After establishing himself and his company in the field of public affairs and public relations, Balsera was chosen to serve as Hispanic Media Advisor for Barack Obama’s 2008 presidential run and again in 2012 after having crafted the President’s Hispanic messaging in 2008. He was a member of Obama’s National Finance Committee during both elections and was appointed Presidential Elector in Florida in 2008. He served on the Obama-Biden presidential transition team and as an advisor to the agency review team for the Federal Communications Commission. After winning the presidential race in 2012, Obama nominated Balsera to serve on the US Advisory Commission on Public Diplomacy in 2013. During Hillary Clinton's presidential run in 2016, Balsera was chosen to be a board member of Correct the Record, the SuperPAC working in favor of Hillary Clinton’s nomination and was also a member of the Hillary for America’s Florida Leadership Council.

In this capacity, he co-wrote and produced all of the Spanish media messages broadcast by the Obama campaign nationally.

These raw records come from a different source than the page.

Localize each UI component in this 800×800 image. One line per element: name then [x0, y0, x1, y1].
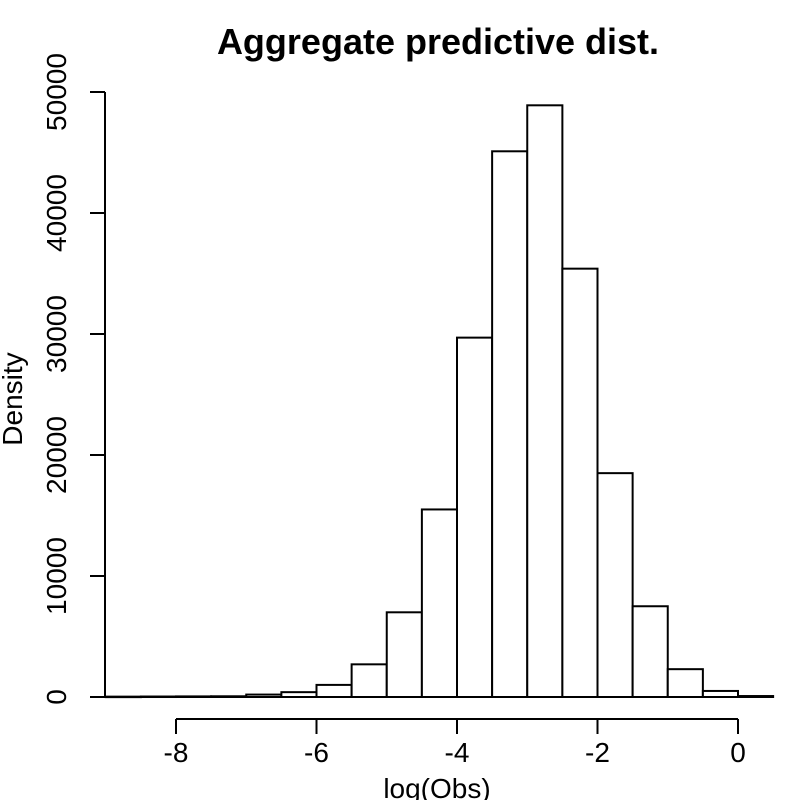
chart-title: Aggregate predictive dist. [217, 21, 659, 62]
histogram-bar [210, 695, 248, 698]
histogram-bar [280, 691, 318, 698]
y-tick-label: 50000 [41, 53, 72, 131]
histogram-bar [561, 267, 599, 698]
bars-group [104, 104, 775, 699]
x-axis-label: log(Obs) [383, 773, 490, 800]
histogram-bar [456, 336, 494, 698]
histogram-bar [701, 689, 739, 699]
y-axis-label: Density [0, 352, 28, 445]
histogram-bar [245, 693, 283, 699]
histogram-bar [491, 150, 529, 699]
histogram-bar [385, 611, 423, 698]
histogram-bar [350, 663, 388, 699]
x-tick-label: 0 [730, 737, 746, 768]
histogram-bar [666, 668, 704, 698]
y-axis: 0 10000 20000 30000 40000 50000 [41, 53, 106, 705]
x-tick-label: -8 [164, 737, 189, 768]
histogram-bar [420, 508, 458, 699]
x-tick-label: -4 [445, 737, 470, 768]
y-tick-label: 0 [41, 689, 72, 705]
x-tick-label: -2 [585, 737, 610, 768]
histogram-bar [104, 695, 142, 699]
histogram-bar [175, 695, 213, 699]
histogram-bar [526, 104, 564, 698]
y-tick-label: 20000 [41, 416, 72, 494]
y-tick-label: 40000 [41, 174, 72, 252]
y-tick-label: 10000 [41, 537, 72, 615]
y-tick-label: 30000 [41, 295, 72, 373]
histogram-bar [737, 695, 775, 698]
x-axis: -8 -6 -4 -2 0 [164, 718, 746, 768]
histogram-bar [139, 695, 177, 699]
histogram-bar [596, 472, 634, 698]
histogram-bar [631, 605, 669, 698]
x-tick-label: -6 [304, 737, 329, 768]
histogram-bar [315, 683, 353, 699]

His work delivered an estimated 67% of the national Hispanic vote for President Obama in 2008. Additionally, Freddy Balsera served on the Obama National Finance Committee during both elections and was appointed as a Presidential Elector in Florida in 2008. He is also well known for his work helping Democrats get elected in local and federal political contests in the state of Florida.

Aside from running Balsera Communications, Freddy Balsera is also a Political Analyst for Telemundo Network and a frequent commentator on the local radio show “Panorama Nacional” on Actualidad Radio as well as Univision Noticias and other national and international media.

==Philanthropy==
Balsera sits on the state-wide board of directors for Prospera, an economic development, nonprofit organization specialized in providing bilingual assistance to Hispanic entrepreneurs. He also sits on the at-large board for the Greater Miami Chamber of Commerce,

== Personal life ==
In 2014, Balsera married journalist Gloria Ordáz, who co-anchors weekday editions of Noticiero Telemundo 51. In September 2014, their home in Coral Gables, Florida was burglarized. He has four children named AJ, Jack, Diego and Sebastian.